As if I was one of those other mutherfuckers.

Dropping you off with dignity after the ballgame,

When you had to move back in with family

Our love she refused to see

So we nicknamed her “Georgia Meany”.

Your dad flew contrails of migrating geese

After vehicles stopping to let them slowly pass,

In funeral processional.

Hearing your tender southern voice

On a past answering machine cassette,

So caring, vulnerable yet determined

You put up the brave front,

While breathing sometimes labored

That everything was alright,

Never wanting to be any trouble or burden to me.
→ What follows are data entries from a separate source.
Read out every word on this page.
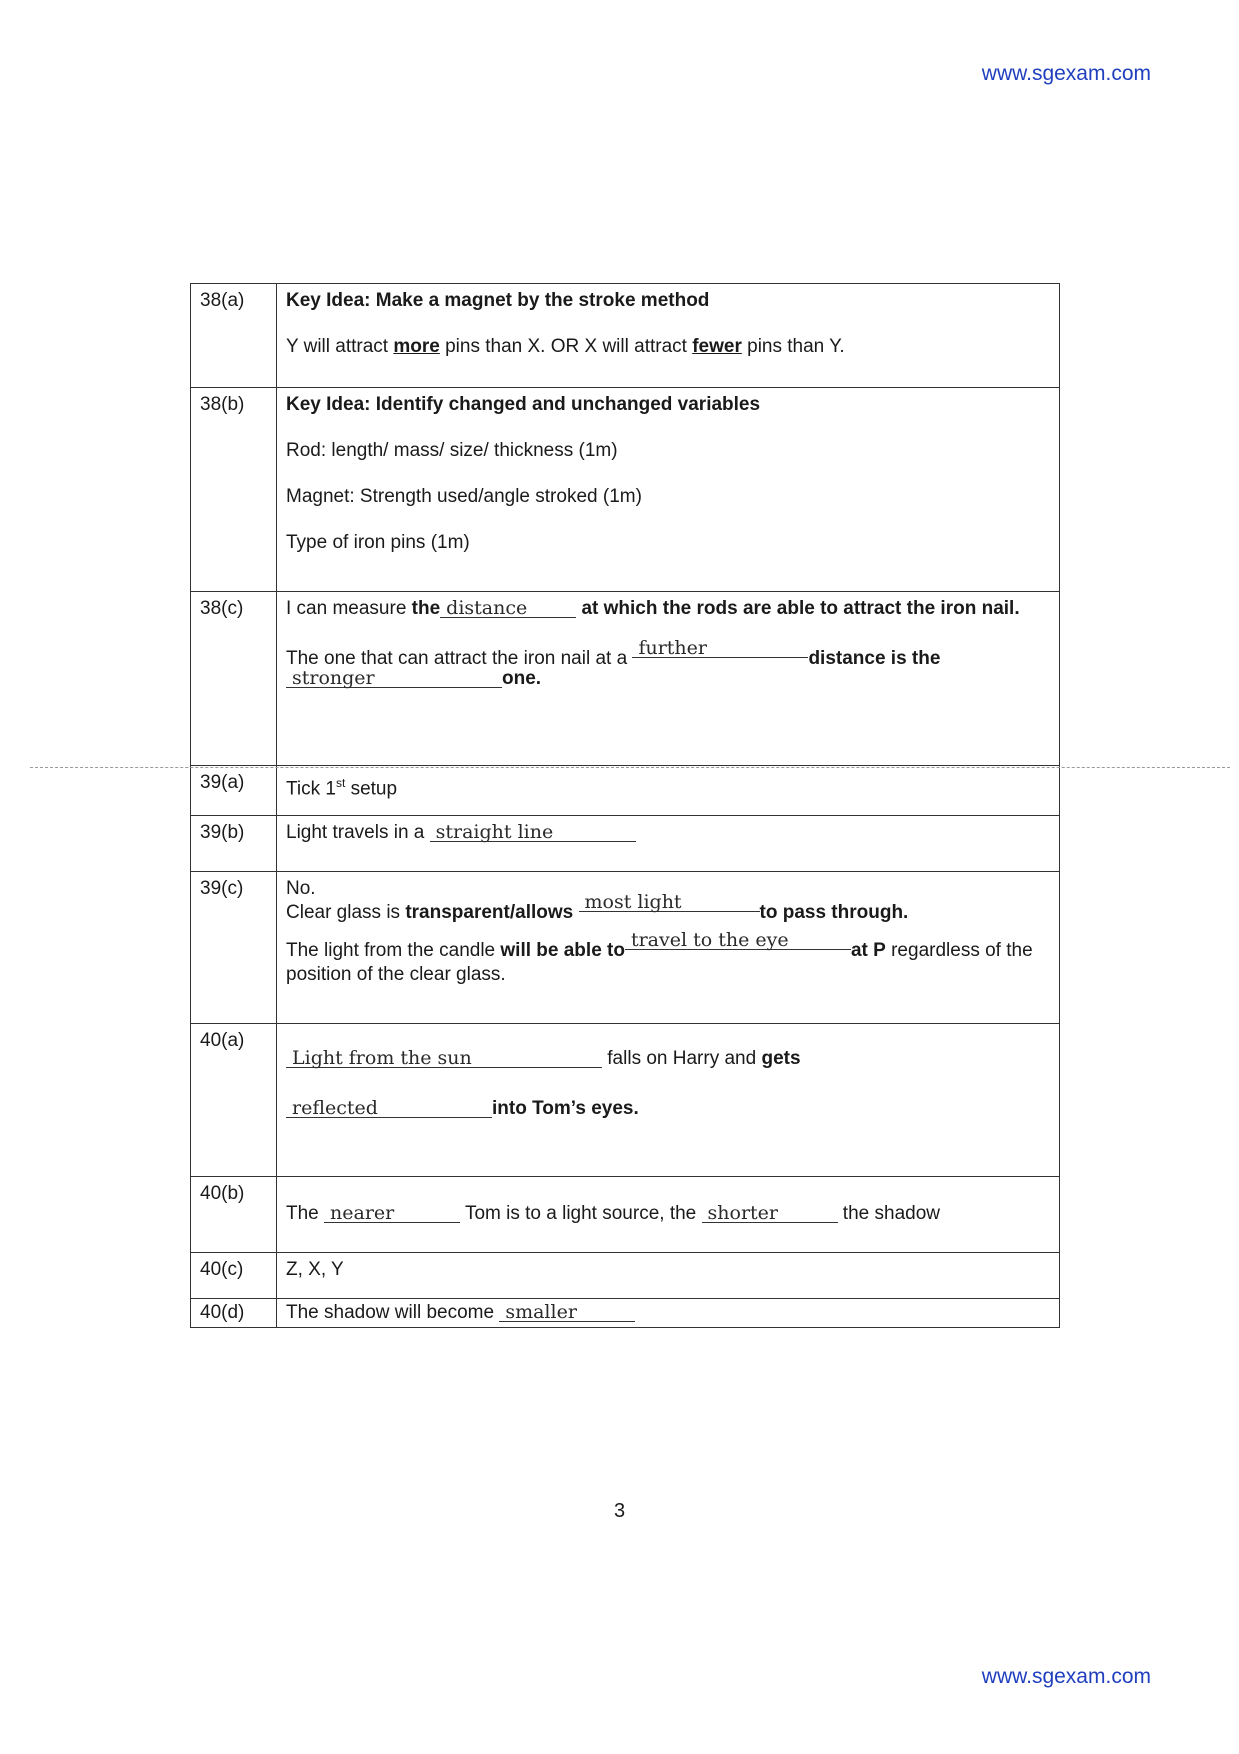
www.sgexam.com
38(a)	Key Idea: Make a magnet by the stroke method

Y will attract more pins than X. OR X will attract fewer pins than Y.

38(b)	Key Idea: Identify changed and unchanged variables

Rod: length/ mass/ size/ thickness (1m)

Magnet: Strength used/angle stroked (1m)

Type of iron pins (1m)

38(c)	I can measure the distance at which the rods are able to attract the iron nail.

The one that can attract the iron nail at a further distance is the

stronger one.

39(a)	Tick 1st setup

39(b)	Light travels in a straight line

39(c)	No.

Clear glass is transparent/allows most light to pass through.

The light from the candle will be able to travel to the eye at P regardless of the position of the clear glass.

40(a)	Light from the sun falls on Harry and gets

reflected into Tom’s eyes.

40(b)	The nearer Tom is to a light source, the shorter the shadow

40(c)	Z, X, Y

40(d)	The shadow will become smaller

3
www.sgexam.com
Which didn’t cross my mind,

Just without the skills to cure Mattie,

Only morally support.

My playful Smokey Mountains-bred Rasta

Lemon-drop lover,

Her line has gone death;

Called her number just in case.

Never too much the worse for wear

With copious old believe it or not stories,

Like the last time you won a horse!

She has no more discomfort at last;

I guess you finally caught your breath.

Life is a bit lonelier now,

Even amid the glory.

Now, my take on the last book from my summertime night table reading stack (see my post of July 11, 2021).  Daniel James Brown’s Facing The Mountain, A True Story of Japanese American Heroes in World War II” (Viking $30.00 9780525557401) recounts the reaction of our country at-large against Japanese Americans, in the wake of Japan’s surprise attack on Pearl Harbor on December 7, 1941 – 80 years ago, next month, as I write this review. As I read the chapters, I couldn’t help but notice, and am awestruck by how much our Black- American and Japanese-American soldier’s World War II experiences have in-common.  You see, I am the son of a career U.S. Army man who fought within the 369th Field Artillery unit out of Harlem, U.S.A.  I remember him alluding to much similar discrimination by segregation within the U.S. Armed forces, even though the enemy’s bullets did not differentiate race when they found their mark. It would be like if Africa was one country and it attacked us, all suspected African Americans would be round-up and sent off to concentration camps.  The misplaced resentment against Japanese Americans also ran so deep, that even after the young Japanese American G.I. proved their patriotism in battle, they were not easily welcomed back home, to the point that one barber shop owner justified it by saying, “They all look alike to me.”  Hell, that’s what I heard said about black Americans back in the 1960s!
Brown’s spotless set-up straps you into your seat-belt for a six-part saga of a people mistrusted, who then excelled against all odds. Reading a chapter or so per night, I only closed the book to sleep and with anticipation of what the next Part would describe and I’m challenged here, to validly convey the accuracy and compassion of his reporting the events which led to the battlefield confrontations with Hitler’s forces in WWII.  What the doughty Nisei soldiers overcame should be read by every American, no matter your ethnic background – especially in these trying times.  One can truly see that, as the saying goes, “It could be a lot worse!” after reading this volume of valiance.
Chapter 19 is a standout exhale and great change of pace.  Brown even fills-in the blanks about what happened to the deep-voiced, late, great U.S. Senator from Hawaii, Daniel Inouye, who I noticed once on TV, had only one arm.  He is but one of many real characters we meet by name and family history in this true story. A personal glow came over me when I read page 382, about how one of the 442nd battalion’s assignments took them to Menton,  near the French Riviera, where they saw white zinnias among other beautiful flowers.  I sold zinnia flower seeds door-to-door in my neighborhood as a boy, to earn prizes depicted on the backs of the comic books I read and had forgotten all about that! “Mountain” contains many reminders of why history is as important to study now, more than ever, as he recounts how the inhumanity nationalistic madmen, bent upon world dominance, can inflict needless suffering upon other men, women and children – and which we, collectively, must never let happen again on our planet. Often chilling and painful to reflect upon, but always riveting, educational reading.  5 out-of-five WWII field artillery canons.